Microbes pathogènes peuvent former des biofilms in vivo conduisant à des infections chroniques non actifs 1. L' infection par le biofilm associé est un facteur de risque grave de procédures médicales qui impliquent l' implantation d'objets étrangers (par exemple, le remplacement des os artificiels, des implants mammaires) ou l'installation des tubes trachéaux ou cathéters urinaires 2. Dans ces contextes, le traitement anti-infectieux est presque toujours nécessaire que les infections à base de biofilm sont rarement effacés sur leur propre, même chez les personnes immunocompétentes. Staphylococcus aureus est l' un des agents pathogènes les plus fréquemment observés impliqués dans les complications liées à biofilm qui se produisent lors de l'utilisation de dispositifs médicaux invasifs 3.

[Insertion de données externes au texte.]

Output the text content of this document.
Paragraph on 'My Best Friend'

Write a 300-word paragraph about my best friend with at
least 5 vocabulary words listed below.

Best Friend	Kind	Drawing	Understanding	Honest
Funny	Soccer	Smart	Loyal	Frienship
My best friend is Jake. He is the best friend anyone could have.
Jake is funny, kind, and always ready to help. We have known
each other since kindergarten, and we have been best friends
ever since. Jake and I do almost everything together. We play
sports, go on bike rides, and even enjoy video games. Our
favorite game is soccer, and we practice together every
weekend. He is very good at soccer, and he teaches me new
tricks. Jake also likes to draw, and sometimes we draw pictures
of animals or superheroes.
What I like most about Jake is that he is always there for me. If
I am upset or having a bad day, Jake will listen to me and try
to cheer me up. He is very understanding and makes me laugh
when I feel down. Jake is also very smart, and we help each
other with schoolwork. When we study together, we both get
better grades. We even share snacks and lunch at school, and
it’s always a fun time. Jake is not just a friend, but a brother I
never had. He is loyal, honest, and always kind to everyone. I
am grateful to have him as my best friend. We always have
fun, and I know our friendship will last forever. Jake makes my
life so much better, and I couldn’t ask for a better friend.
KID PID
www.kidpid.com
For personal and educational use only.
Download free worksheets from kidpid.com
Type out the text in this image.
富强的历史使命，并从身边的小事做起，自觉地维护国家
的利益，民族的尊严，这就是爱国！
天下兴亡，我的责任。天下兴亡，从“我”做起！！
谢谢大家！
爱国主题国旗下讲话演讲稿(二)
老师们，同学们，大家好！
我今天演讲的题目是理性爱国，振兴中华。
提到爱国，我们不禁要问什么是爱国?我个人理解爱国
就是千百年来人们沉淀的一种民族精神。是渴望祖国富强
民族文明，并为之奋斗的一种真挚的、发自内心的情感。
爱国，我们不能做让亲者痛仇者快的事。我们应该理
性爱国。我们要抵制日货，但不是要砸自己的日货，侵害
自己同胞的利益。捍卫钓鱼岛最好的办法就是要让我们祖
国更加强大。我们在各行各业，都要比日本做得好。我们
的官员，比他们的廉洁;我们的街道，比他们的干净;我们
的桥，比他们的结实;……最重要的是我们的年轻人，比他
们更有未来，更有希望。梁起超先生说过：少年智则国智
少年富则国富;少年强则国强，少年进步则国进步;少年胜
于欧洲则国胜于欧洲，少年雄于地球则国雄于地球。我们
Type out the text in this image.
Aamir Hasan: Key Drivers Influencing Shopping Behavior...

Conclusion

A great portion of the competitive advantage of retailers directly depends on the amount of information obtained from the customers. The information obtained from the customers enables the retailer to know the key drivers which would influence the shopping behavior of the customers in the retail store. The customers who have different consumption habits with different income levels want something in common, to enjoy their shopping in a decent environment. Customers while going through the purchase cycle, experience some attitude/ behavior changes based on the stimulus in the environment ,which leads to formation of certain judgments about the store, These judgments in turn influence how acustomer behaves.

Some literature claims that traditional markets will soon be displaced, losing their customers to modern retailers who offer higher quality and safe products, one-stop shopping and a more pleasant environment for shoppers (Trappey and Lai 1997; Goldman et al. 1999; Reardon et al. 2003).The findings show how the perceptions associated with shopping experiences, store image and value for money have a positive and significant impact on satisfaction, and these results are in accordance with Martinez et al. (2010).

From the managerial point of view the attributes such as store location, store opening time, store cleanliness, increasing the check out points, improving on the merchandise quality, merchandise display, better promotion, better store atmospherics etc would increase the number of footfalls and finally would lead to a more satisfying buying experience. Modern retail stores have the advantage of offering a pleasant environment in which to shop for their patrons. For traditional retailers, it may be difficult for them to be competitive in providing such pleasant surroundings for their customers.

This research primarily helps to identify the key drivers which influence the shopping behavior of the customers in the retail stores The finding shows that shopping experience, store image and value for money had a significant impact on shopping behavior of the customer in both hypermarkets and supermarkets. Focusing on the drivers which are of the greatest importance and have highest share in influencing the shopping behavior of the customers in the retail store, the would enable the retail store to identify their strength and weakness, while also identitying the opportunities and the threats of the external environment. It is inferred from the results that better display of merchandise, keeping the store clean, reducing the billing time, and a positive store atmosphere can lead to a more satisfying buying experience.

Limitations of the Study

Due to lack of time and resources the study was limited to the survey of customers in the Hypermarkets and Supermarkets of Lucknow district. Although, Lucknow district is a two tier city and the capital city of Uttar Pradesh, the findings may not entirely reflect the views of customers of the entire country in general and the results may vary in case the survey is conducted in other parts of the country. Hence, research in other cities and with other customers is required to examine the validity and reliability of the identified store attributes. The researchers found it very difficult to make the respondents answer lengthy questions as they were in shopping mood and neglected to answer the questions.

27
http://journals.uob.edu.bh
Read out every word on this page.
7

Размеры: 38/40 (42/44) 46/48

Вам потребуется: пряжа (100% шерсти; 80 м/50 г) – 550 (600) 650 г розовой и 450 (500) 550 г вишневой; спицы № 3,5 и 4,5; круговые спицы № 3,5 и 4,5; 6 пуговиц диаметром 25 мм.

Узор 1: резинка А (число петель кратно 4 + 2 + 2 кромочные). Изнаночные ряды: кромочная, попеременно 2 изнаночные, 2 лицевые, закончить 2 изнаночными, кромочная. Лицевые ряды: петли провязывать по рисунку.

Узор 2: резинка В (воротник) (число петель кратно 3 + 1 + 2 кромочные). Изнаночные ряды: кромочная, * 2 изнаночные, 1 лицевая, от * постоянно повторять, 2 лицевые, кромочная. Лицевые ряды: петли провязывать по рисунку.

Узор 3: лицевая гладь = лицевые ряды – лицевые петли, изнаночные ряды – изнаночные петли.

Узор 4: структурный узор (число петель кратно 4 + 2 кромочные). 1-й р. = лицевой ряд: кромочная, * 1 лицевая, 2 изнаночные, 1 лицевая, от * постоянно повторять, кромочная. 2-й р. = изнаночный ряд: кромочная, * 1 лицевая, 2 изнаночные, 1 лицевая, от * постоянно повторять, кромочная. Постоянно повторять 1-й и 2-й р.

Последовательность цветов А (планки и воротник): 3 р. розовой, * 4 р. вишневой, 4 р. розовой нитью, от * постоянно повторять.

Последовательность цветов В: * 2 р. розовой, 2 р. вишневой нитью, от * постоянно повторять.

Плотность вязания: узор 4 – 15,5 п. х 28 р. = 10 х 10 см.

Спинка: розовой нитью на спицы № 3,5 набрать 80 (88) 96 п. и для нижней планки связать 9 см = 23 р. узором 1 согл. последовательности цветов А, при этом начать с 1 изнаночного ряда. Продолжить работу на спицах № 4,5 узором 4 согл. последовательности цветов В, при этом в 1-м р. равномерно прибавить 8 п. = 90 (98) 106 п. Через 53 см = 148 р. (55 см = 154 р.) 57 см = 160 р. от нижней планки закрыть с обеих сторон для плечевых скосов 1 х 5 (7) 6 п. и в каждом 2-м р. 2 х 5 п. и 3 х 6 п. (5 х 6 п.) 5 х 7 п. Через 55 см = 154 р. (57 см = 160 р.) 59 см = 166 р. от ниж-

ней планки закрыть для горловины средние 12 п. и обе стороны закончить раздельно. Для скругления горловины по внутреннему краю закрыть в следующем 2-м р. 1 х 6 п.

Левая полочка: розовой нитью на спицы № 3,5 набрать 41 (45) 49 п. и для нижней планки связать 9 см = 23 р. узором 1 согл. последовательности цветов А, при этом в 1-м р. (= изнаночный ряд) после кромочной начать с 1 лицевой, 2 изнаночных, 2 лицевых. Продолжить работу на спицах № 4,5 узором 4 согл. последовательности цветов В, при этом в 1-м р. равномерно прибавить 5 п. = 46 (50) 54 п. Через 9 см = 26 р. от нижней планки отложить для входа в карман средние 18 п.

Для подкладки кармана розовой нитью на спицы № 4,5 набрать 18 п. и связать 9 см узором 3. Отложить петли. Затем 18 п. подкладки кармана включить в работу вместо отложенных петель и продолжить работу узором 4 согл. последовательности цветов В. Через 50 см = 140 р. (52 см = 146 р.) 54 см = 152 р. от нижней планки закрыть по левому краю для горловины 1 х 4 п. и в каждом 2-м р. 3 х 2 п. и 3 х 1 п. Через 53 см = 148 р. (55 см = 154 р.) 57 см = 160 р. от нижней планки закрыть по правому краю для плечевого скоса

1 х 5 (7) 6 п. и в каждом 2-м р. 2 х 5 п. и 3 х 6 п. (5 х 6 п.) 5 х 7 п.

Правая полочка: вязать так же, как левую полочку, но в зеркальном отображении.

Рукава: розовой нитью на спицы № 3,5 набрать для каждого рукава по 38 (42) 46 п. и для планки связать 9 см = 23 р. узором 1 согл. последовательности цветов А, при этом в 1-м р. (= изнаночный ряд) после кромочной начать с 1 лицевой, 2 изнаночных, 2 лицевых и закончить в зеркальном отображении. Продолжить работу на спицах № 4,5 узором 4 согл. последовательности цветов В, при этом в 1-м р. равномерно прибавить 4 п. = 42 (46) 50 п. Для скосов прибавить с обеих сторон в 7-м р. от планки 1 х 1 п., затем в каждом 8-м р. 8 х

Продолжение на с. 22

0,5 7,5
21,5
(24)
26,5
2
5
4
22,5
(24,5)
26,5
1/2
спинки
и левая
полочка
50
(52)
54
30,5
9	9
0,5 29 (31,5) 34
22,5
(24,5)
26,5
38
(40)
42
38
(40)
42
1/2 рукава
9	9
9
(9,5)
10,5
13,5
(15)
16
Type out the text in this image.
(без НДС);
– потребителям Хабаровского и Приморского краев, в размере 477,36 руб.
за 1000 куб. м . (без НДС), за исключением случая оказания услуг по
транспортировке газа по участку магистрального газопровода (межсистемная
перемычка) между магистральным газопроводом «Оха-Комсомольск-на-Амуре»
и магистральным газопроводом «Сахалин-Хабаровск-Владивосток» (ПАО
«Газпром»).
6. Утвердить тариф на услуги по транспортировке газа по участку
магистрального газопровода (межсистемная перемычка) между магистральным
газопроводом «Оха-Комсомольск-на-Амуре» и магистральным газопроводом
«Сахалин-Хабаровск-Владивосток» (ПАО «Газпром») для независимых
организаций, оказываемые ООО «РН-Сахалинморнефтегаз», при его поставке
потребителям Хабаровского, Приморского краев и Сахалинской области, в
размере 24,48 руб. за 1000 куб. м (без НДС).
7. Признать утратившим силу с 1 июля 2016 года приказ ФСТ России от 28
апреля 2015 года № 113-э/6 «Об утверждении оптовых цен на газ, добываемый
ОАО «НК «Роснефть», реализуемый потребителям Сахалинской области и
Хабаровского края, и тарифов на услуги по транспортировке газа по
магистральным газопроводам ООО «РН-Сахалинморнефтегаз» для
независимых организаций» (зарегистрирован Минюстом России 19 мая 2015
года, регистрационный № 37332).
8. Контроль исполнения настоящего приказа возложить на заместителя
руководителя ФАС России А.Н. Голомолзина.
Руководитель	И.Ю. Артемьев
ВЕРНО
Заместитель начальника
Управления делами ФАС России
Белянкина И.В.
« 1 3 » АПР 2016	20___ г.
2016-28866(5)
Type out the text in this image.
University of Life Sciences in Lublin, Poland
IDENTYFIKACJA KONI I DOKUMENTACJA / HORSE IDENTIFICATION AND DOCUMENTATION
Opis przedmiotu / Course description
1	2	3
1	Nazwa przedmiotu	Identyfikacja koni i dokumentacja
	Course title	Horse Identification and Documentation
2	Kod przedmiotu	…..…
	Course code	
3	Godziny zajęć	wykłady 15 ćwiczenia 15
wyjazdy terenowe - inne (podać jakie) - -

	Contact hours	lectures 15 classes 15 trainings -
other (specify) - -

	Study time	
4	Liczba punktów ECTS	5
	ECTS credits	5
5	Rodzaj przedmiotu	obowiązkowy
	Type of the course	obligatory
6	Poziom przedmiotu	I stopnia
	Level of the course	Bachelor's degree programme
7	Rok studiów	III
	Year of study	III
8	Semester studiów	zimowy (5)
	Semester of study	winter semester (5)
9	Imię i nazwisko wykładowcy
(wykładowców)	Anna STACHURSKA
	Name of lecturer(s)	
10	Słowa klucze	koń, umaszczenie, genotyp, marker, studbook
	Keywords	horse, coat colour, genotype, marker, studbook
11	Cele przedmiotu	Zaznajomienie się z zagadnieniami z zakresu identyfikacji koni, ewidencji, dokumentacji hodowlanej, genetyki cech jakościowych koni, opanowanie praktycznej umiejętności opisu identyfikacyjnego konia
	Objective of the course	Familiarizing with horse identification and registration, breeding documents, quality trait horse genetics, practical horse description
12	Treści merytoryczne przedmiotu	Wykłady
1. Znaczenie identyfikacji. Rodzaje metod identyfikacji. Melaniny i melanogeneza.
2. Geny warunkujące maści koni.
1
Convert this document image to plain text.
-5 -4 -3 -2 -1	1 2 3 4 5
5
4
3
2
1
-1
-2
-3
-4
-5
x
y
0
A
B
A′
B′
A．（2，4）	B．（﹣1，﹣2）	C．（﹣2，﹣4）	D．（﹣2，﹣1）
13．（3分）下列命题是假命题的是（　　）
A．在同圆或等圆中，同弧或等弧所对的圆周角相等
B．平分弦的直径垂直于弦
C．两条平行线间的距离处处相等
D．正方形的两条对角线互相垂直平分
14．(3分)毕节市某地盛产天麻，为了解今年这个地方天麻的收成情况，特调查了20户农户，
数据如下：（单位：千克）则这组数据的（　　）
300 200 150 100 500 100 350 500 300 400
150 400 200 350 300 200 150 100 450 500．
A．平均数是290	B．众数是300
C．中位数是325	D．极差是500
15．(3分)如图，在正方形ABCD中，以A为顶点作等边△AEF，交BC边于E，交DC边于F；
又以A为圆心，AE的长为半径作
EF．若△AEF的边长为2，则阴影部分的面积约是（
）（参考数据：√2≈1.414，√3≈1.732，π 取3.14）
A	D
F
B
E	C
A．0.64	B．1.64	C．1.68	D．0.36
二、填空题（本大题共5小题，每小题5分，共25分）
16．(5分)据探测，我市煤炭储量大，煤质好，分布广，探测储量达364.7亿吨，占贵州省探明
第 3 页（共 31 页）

Malheureusement, la nature même de biofilms comme une barrière protectrice qui les rend plus résistantes au traitement que les cellules planctoniques 1,4, et l' évaluation de l' efficacité clinique prédit est un élément essentiel à la fois initialele développement de médicaments, ainsi que la surveillance de la résistance aux médicaments. Il est de plus en plus reconnu que les conditions de laboratoire, axées sur les cultures planctoniques, peuvent ne pas représenter fidèlement la maladie dans le monde réel 5. Aggravant encore le problème, la réplication des phénotypes biofilm est difficile, et les modèles de biofilm existants sont fastidieux et souffrent de haute inter et intra-essai variabilité 6. Ainsi, de nombreux chercheurs, par nécessité, par défaut aux dosages cellulaires planctoniques de sensibilité aux médicaments, ce qui pourrait négliger un aspect important de la virulence bactérienne et la maladie.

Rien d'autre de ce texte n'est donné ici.